When a person leaves the body as in this case, he is no longer in the physical, but in finer raiment a part of which makes him to be addressed as a soul. I say a part because there are other finer coverings the totality of which makes a soul with the spirit as the animating core. The spirit is the real man. We are all spirits sojourning on earth for our development through learning and mastering in doing the Will of God. The higher knowledge spreading on earth today reveals that upon stepping out of the body the person pulls along with him his astral body which is the prototype of the body the presence of which has permitted the union of the soul with the coarse mortal cloak. Other transitory finer raiments come one after the other because they are required for manifestation of the departing soul in the beyond. They are also crucially required because the consistency of the spirit is such that cannot permit a direct union, telescoped into the body. All are bolted as it were in the union through radiations.

Any weakness in the body alters the degree of radiations necessary for the union. In the case of sleep, it is only a loosening which is revitalized on awakening at day break for living to continue. It is the body that reposes during sleep. The soul is alive and experiencing. The experiencing is manifested in our dreams. We fall readily asleep when the weather is cool. The cool weather easily brings about a decrease in body temperature which in turn alters the radiations issuing and outstreaming from the body.

Because the consistency of the soul is different from that of the body, the soul that has left it, even if still close bye in the Beyond and connected to the body through the silver cored, it is not possible for it to brandish its death certificate to his church. What is possible is one who is open to absorb messages from the departed showing him where the death certificate is. The departed soul cannot by itself hold the certificate which is solid matter any longer. It is not also possible to have all members of a church open to perceive efforts or absorb messages from a departed member of the congregation.
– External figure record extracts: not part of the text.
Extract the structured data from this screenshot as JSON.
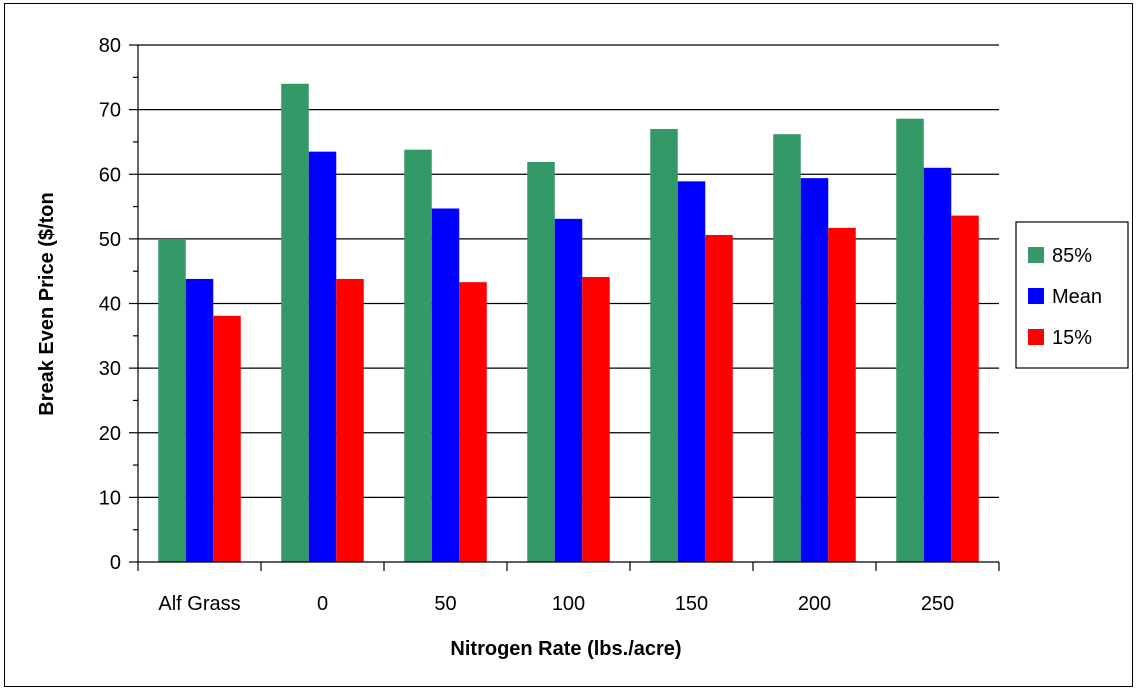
{
  "chart_data": {
    "type": "bar",
    "xlabel": "Nitrogen Rate (lbs./acre)",
    "ylabel": "Break Even Price ($/ton",
    "ylim": [
      0,
      80
    ],
    "yticks": [
      0,
      10,
      20,
      30,
      40,
      50,
      60,
      70,
      80
    ],
    "grid": "horizontal",
    "legend_position": "right",
    "categories": [
      "Alf Grass",
      "0",
      "50",
      "100",
      "150",
      "200",
      "250"
    ],
    "series": [
      {
        "name": "85%",
        "color": "#339966",
        "values": [
          50,
          74,
          63.8,
          61.9,
          67,
          66.2,
          68.6
        ]
      },
      {
        "name": "Mean",
        "color": "#0000ff",
        "values": [
          43.8,
          63.5,
          54.7,
          53.1,
          58.9,
          59.4,
          61
        ]
      },
      {
        "name": "15%",
        "color": "#ff0000",
        "values": [
          38.1,
          43.8,
          43.3,
          44.1,
          50.6,
          51.7,
          53.6
        ]
      }
    ]
  }
}
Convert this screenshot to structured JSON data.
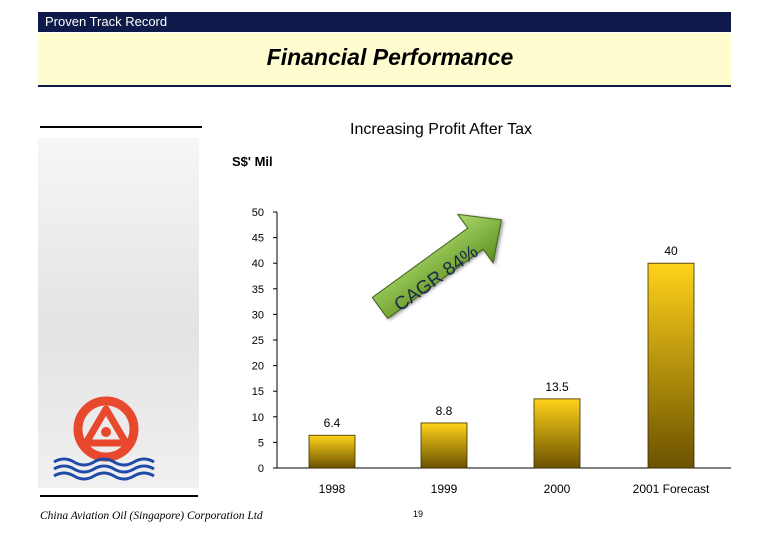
{
  "header": {
    "section_label": "Proven Track Record",
    "title": "Financial Performance"
  },
  "chart_heading": "Increasing Profit After Tax",
  "unit_label": "S$' Mil",
  "growth_label": "CAGR 84%",
  "footer": {
    "company": "China Aviation Oil (Singapore) Corporation Ltd",
    "page_number": "19"
  },
  "colors": {
    "header_band": "#0d1a4a",
    "title_band": "#fffdd0",
    "bar_top": "#ffd21a",
    "bar_bottom": "#6b5200",
    "arrow_top": "#a8d96a",
    "arrow_bottom": "#5f8f1f",
    "logo_red": "#e8482c",
    "logo_blue": "#1f4aa8"
  },
  "chart_data": {
    "type": "bar",
    "title": "Increasing Profit After Tax",
    "ylabel": "S$' Mil",
    "xlabel": "",
    "categories": [
      "1998",
      "1999",
      "2000",
      "2001 Forecast"
    ],
    "values": [
      6.4,
      8.8,
      13.5,
      40
    ],
    "data_labels": [
      "6.4",
      "8.8",
      "13.5",
      "40"
    ],
    "ylim": [
      0,
      50
    ],
    "yticks": [
      0,
      5,
      10,
      15,
      20,
      25,
      30,
      35,
      40,
      45,
      50
    ],
    "grid": false,
    "annotation": "CAGR 84%"
  }
}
What must have, therefore, happened in this case is that it was after the gentleman came back to life that he reached out for his certificate and showed it to the church to silence doubting Thomas’s that life continues after death, and that no one rests in peace as is commonly assumed or believed. Life is all activity.
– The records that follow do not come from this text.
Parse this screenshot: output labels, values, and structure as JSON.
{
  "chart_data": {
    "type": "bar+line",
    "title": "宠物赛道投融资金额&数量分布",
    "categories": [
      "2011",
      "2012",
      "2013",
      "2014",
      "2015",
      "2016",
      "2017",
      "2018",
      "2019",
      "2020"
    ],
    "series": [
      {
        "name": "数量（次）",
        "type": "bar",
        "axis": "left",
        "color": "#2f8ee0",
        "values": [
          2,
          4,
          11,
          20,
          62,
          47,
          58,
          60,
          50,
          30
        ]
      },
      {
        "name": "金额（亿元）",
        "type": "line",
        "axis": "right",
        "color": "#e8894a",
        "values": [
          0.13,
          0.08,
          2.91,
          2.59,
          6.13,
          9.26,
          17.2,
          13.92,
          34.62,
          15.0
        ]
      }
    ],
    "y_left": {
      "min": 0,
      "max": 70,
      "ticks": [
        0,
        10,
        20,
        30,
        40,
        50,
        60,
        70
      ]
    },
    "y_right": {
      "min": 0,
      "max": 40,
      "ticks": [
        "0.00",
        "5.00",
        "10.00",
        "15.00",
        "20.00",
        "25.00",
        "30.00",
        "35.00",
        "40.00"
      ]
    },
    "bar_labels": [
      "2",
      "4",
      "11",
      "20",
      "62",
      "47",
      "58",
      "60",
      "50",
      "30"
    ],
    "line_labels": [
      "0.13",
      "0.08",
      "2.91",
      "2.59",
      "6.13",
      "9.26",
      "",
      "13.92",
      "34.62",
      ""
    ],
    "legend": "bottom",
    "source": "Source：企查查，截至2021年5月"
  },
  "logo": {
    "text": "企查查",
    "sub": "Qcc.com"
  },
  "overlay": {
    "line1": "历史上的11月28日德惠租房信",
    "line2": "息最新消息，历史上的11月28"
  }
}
That a person who has died can return to life is no longer a novel phenomenon. There have been several instances. Many have been documented, the most widely known being Life After Life by Dr. Raymond Moody Jnr., a medical doctor who recorded the accounts of many of his patients who came back to life after they were certified clinically dead. There is How is it that we Live after Death and What is the Meaning of Life by Dr. Richard Steinpach. There is also a work titled More about Life in the World Unseen by Anthony Borga. A Nigerian journalist edited a book in 2006 on the experiences of a man who came back from the land of the dead.
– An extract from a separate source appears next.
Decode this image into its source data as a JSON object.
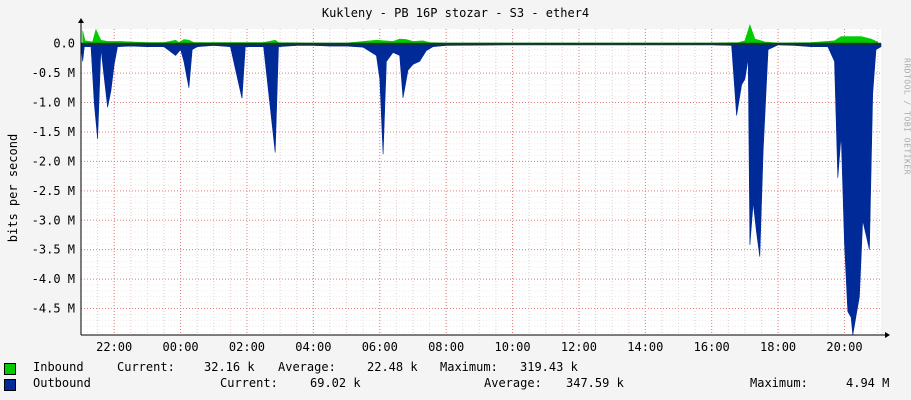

What could be greater evidence than the accounts in the Bible of the Lord Christ raising people from the dead? We have the case of the daughter of Jairus, (Luke 8, 54); the case of Nain who was about to be buried. The Lord said to him: “I say unto thee, Arise” (Luke 7, 14) and the most well quoted, Lazarus, who had been in the grave for four days (John 11, 41-43).

Since those who take their exits from this world continue to live on, the state in which most of them live calls for deep reflection and concern. Are they bitter over the way they left, that is, over their gruesome murder? Should it, therefore, surprise us if we were to learn that many of the departed may be hanging around seeking avenues to avenge the harrowing manner they were dispatched to the Beyond? The country as a whole must work really hard to end the worrisome orgy of violence that pervades the land.